Ther also seems to be a StrictContentSecurityPolicy.php file. But since changes in the other file take effect, I would assume it’s not relevant.

In the config.sample.php I find following:

 * Your list of trusted domains that users can log into. Specifying trusted
 * domains prevents host header poisoning.
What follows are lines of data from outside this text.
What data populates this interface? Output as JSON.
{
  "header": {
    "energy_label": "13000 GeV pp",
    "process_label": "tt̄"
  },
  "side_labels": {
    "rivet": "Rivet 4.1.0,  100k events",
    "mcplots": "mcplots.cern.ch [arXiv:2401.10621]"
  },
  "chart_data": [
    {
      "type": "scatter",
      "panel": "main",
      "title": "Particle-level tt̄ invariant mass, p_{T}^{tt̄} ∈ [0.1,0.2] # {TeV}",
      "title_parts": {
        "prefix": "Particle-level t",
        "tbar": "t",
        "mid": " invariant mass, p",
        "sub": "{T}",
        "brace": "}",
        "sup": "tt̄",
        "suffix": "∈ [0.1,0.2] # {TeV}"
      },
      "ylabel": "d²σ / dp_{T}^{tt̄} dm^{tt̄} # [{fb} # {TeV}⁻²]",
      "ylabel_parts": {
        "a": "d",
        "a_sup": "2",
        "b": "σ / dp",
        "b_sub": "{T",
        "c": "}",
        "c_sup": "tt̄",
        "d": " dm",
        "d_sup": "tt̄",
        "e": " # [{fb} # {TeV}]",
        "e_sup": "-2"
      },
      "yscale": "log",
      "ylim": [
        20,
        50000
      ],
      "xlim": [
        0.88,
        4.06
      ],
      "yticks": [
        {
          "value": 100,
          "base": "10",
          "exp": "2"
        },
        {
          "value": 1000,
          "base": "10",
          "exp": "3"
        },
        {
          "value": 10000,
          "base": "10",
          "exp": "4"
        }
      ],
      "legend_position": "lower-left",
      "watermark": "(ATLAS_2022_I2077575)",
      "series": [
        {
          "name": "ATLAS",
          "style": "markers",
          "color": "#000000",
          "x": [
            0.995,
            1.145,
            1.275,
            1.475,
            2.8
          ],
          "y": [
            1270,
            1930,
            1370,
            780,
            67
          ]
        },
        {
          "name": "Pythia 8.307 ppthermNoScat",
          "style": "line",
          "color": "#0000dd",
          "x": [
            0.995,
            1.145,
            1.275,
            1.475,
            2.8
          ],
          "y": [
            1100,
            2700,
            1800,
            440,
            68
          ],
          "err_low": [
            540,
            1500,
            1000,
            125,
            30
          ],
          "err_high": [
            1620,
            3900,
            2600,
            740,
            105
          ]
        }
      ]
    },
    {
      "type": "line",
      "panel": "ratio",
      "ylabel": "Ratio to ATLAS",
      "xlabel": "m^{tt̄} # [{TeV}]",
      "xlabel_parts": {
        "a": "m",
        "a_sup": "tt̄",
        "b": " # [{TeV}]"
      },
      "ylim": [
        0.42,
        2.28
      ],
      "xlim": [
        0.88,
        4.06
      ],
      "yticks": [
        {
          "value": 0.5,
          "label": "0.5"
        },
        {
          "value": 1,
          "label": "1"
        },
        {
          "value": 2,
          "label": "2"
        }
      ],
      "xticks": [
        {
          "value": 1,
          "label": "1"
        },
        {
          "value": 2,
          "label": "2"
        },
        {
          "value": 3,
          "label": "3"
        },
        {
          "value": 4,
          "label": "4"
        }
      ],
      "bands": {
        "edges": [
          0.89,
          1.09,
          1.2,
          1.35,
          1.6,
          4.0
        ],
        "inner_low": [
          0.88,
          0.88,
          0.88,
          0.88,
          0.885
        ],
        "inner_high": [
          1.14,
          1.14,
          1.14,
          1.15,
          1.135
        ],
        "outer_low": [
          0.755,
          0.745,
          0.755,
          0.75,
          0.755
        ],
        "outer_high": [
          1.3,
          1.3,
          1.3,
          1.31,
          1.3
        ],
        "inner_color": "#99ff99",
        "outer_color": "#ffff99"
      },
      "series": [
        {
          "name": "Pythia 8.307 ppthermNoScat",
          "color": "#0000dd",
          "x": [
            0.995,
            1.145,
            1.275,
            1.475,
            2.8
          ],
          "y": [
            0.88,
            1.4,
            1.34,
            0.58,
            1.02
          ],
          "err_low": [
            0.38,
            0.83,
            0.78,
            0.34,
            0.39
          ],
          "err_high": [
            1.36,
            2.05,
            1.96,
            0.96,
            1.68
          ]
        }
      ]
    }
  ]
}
Do not remove this, as it performs
 * necessary security checks.
 * You can specify:
 *
 * - The exact hostname of your host or virtual host, e.g., demo.example.org.
 * - The exact hostname with permitted port, e.g., demo.example.org:443.
 *   This disallows all other ports on this host
 * - Use * as a wildcard, e.g., ubos-raspberry-pi*.local will allow
 *   ubos-raspberry-pi.local and ubos-raspberry-pi-2.local
 * - The IP address with or without permitted port, e.g., [2001:db8::1]:8080
 *   Using TLS certificates where commonName=<IP address> is deprecated
 */
'trusted_domains' => [
        'demo.example.org',
        'otherdomain.example.org',
        '10.111.112.113',
        '[2001:db8::1]'
],

That also looks relevant for login.

I also tried to update the nginx config: /etc/nginx/sites-available/nextcloud.conf

# === WOPI Allow ===
    location ^~ /index.php/apps/richdocuments/wopi/ {
        add_header Access-Control-Allow-Origin "https://myFirstDomain.com https://myOtherDomain.com" always;
        add_header Access-Control-Allow-Methods "GET, OPTIONS, POST, PUT, DELETE" always;
        add_header Access-Control-Allow-Headers "Authorization, Content-Type, Depth, User-Agent, X-Requested-With, X-File-Name, Cache-Control" always;
        add_header X-Frame-Options "ALLOW-FROM https://myFirstDomain.com ALLOW-FROM https://myOtherDomain.com" always;
        add_header X-Content-Type-Options "nosniff" always;
        add_header Referrer-Policy "no-referrer" always;

        fastcgi_split_path_info ^(.+?\.php)(/.*)$;
        set $path_info $fastcgi_path_info;
        try_files $fastcgi_script_name =404;

        include fastcgi_params;
        fastcgi_param SCRIPT_FILENAME $document_root$fastcgi_script_name;
        fastcgi_param PATH_INFO $path_info;
        fastcgi_param HTTPS on;
        fastcgi_param front_controller_active true;

        fastcgi_pass php-handler;
        fastcgi_intercept_errors on;
        fastcgi_request_buffering off;
    }

But this does not seem to have any effect.